For the last decade, my hair has been my crown. I have nurtured it, protected it and guarded it with my life – until six months ago.

For as long as I can remember, such large emphasis has been placed on hair, whether real or synthetic. In my younger days, I remember routine visits to the hairdressers where I would select my preference amongst an assortment of braided styles and sit for hours in anticipation for the result. The next few weeks would be spent in an attempt to maintain the hairstyle and around the fourth week, repeat.

 

My early teenage years saw the rise of the natural hair movement, originating in the states during the 2000s. I very quickly jumped on the bandwagon and educated myself on the different hair curl categories (type 2a-4c), how to prevent breakage and constantly updated myself on the best products for natural hair. The movement was a refreshing break-away from the lack of representation of natural and afro-textured hair in the media. I’d make regular visits to local beauty supply stores, eager to finally discover if many of the hyped hair products I had seen in videos from American YouTubers were finally available in the UK. With social media creating an increased demand, many natural hair brands finally took heed and I quickly stacked my beauty drawer on par with my favourite vloggers' recommendations.

 

A couple of years later and wigs were making a stamp in the black hair market. Wigs made of weaves that you could sew, glue or clip in became a hot commodity and I found my adolescent self-oscillating between my natural hair and hair extensions. Prices rapidly increased, skilled hairdressers became harder to find and the pressure to look beautiful was on. A hairstyle would need to be planned in advance, thoroughly thought out and adhere to whatever current trend was sweeping social media at the time.

I gradually found myself placing grave significance on my hair and internalising any comments I would receive in regards to it. My hair became less of an expression and my hairstyles became less of a choice. ‘The longer, the better’ had been ingrained into my conscience so I always attributed my satisfaction of my natural hair to this, often prioritising length over health. I also could no longer ignore the fact that was deemed desirable always coincidentally aligned with euro-centric beauty standards.

 

Days spent frustratingly obsessing over my hair and my inability to keep up with everybody else’s notion of beauty was taking its toll on my self-esteem. I found myself dependant on my hair as the finishing touch to any look, while subconsciously having already decided it wasn’t enough. Hair almost seemed like the prerequisite to any level of femininity and I knew that there was no level of self-worth I could find in the strands that grew out of my head, or that I attached to my head... so I let it go.

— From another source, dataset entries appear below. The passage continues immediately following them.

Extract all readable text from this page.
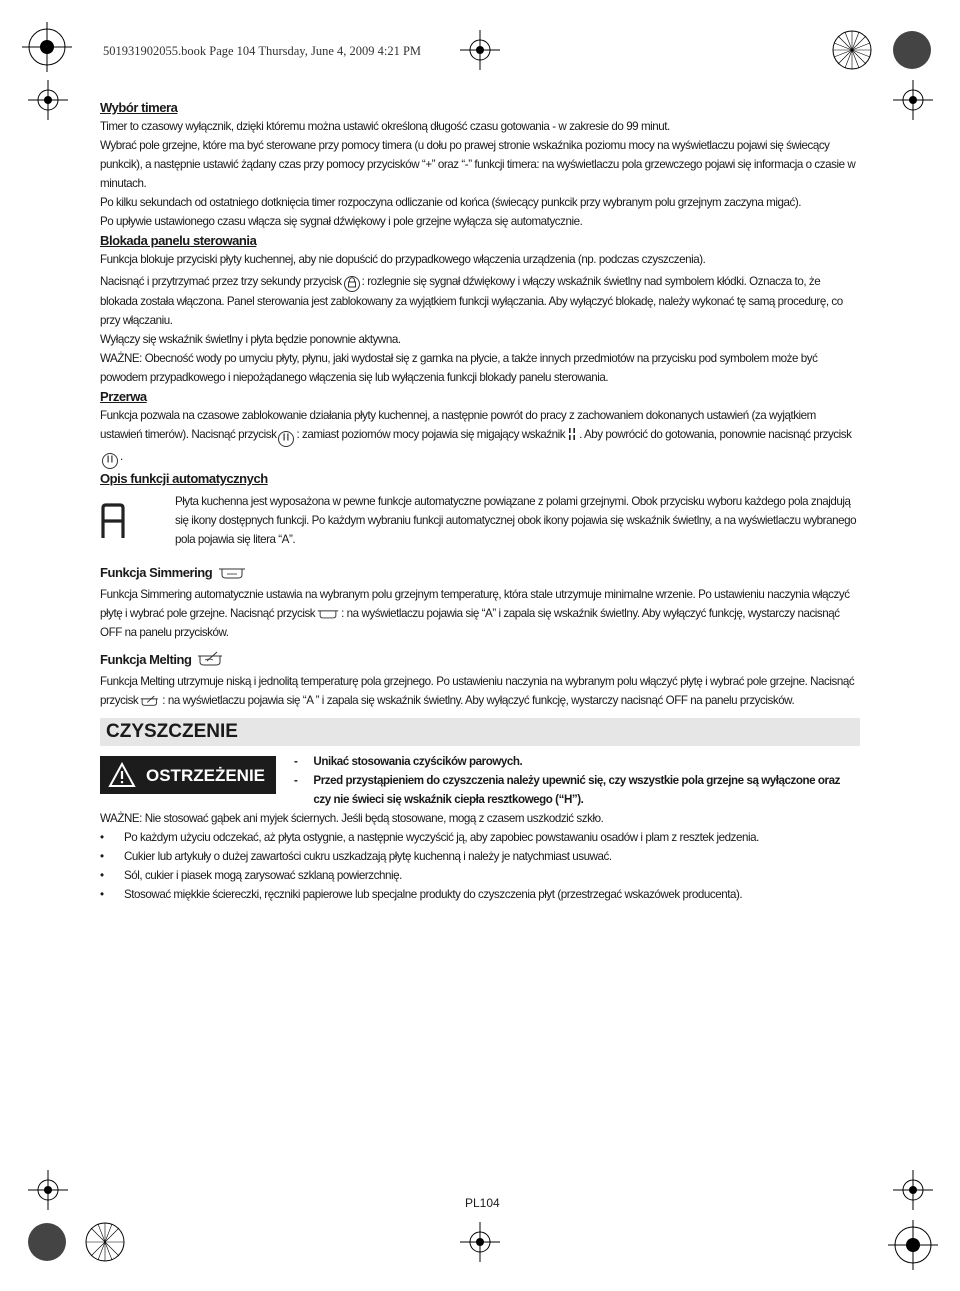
501931902055.book Page 104 Thursday, June 4, 2009 4:21 PM

Wybór timera

Timer to czasowy wyłącznik, dzięki któremu można ustawić określoną długość czasu gotowania - w zakresie do 99 minut.

Wybrać pole grzejne, które ma być sterowane przy pomocy timera (u dołu po prawej stronie wskaźnika poziomu mocy na wyświetlaczu pojawi się świecący punkcik), a następnie ustawić żądany czas przy pomocy przycisków “+” oraz “-” funkcji timera: na wyświetlaczu pola grzewczego pojawi się informacja o czasie w minutach.

Po kilku sekundach od ostatniego dotknięcia timer rozpoczyna odliczanie od końca (świecący punkcik przy wybranym polu grzejnym zaczyna migać).

Po upływie ustawionego czasu włącza się sygnał dźwiękowy i pole grzejne wyłącza się automatycznie.

Blokada panelu sterowania

Funkcja blokuje przyciski płyty kuchennej, aby nie dopuścić do przypadkowego włączenia urządzenia (np. podczas czyszczenia).

Nacisnąć i przytrzymać przez trzy sekundy przycisk : rozlegnie się sygnał dźwiękowy i włączy wskaźnik świetlny nad symbolem kłódki. Oznacza to, że blokada została włączona. Panel sterowania jest zablokowany za wyjątkiem funkcji wyłączania. Aby wyłączyć blokadę, należy wykonać tę samą procedurę, co przy włączaniu.

Wyłączy się wskaźnik świetlny i płyta będzie ponownie aktywna.

WAŻNE: Obecność wody po umyciu płyty, płynu, jaki wydostał się z garnka na płycie, a także innych przedmiotów na przycisku pod symbolem może być powodem przypadkowego i niepożądanego włączenia się lub wyłączenia funkcji blokady panelu sterowania.

Przerwa

Funkcja pozwala na czasowe zablokowanie działania płyty kuchennej, a następnie powrót do pracy z zachowaniem dokonanych ustawień (za wyjątkiem ustawień timerów). Nacisnąć przycisk : zamiast poziomów mocy pojawia się migający wskaźnik . Aby powrócić do gotowania, ponownie nacisnąć przycisk.

Opis funkcji automatycznych

Płyta kuchenna jest wyposażona w pewne funkcje automatyczne powiązane z polami grzejnymi. Obok przycisku wyboru każdego pola znajdują się ikony dostępnych funkcji. Po każdym wybraniu funkcji automatycznej obok ikony pojawia się wskaźnik świetlny, a na wyświetlaczu wybranego pola pojawia się litera “A”.

Funkcja Simmering

Funkcja Simmering automatycznie ustawia na wybranym polu grzejnym temperaturę, która stale utrzymuje minimalne wrzenie. Po ustawieniu naczynia włączyć płytę i wybrać pole grzejne. Nacisnąć przycisk : na wyświetlaczu pojawia się “A” i zapala się wskaźnik świetlny. Aby wyłączyć funkcję, wystarczy nacisnąć OFF na panelu przycisków.

Funkcja Melting

Funkcja Melting utrzymuje niską i jednolitą temperaturę pola grzejnego. Po ustawieniu naczynia na wybranym polu włączyć płytę i wybrać pole grzejne. Nacisnąć przycisk : na wyświetlaczu pojawia się “A ” i zapala się wskaźnik świetlny. Aby wyłączyć funkcję, wystarczy nacisnąć OFF na panelu przycisków.

CZYSZCZENIE
OSTRZEŻENIE
- Unikać stosowania czyścików parowych.
- Przed przystąpieniem do czyszczenia należy upewnić się, czy wszystkie pola grzejne są wyłączone oraz czy nie świeci się wskaźnik ciepła resztkowego (“H”).

WAŻNE: Nie stosować gąbek ani myjek ściernych. Jeśli będą stosowane, mogą z czasem uszkodzić szkło.

• Po każdym użyciu odczekać, aż płyta ostygnie, a następnie wyczyścić ją, aby zapobiec powstawaniu osadów i plam z resztek jedzenia.
• Cukier lub artykuły o dużej zawartości cukru uszkadzają płytę kuchenną i należy je natychmiast usuwać.
• Sól, cukier i piasek mogą zarysować szklaną powierzchnię.
• Stosować miękkie ściereczki, ręczniki papierowe lub specjalne produkty do czyszczenia płyt (przestrzegać wskazówek producenta).
PL104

It was almost like a scene in a movie. I sat in front of the full-length mirror in my bedroom with clippers in one hand and a hand-held mirror in the other. One YouTube tutorial later and an amateur job that I subsequently rectified at a barber-shop, I was forced to accept that the tool I had held on to for what seemed like forever, to affirm my place in society as a woman and meet the standard and ideologies of attraction, was gone.

 

Although my decision initially plagued me with undercurrents of fear and anxiety, I felt as though a huge weight had been lifted off my shoulders. I could finally be unapologetically me. I was optimistic about the future, eager to explore my femininity through aspects beyond my appearance and re-define my own personal perception of beauty.

Fast forward six months, I have discovered new realms of self-love and now understand that the need to establish ourselves beyond societal expectations is crucial. Beauty is honestly skin-deep and sometimes it takes being vulnerable to obtain the truest version of ourselves. I loved my hair but I knew that I couldn’t depend on it. I now know that when it comes to my appearance, the only opinion that matters is my own.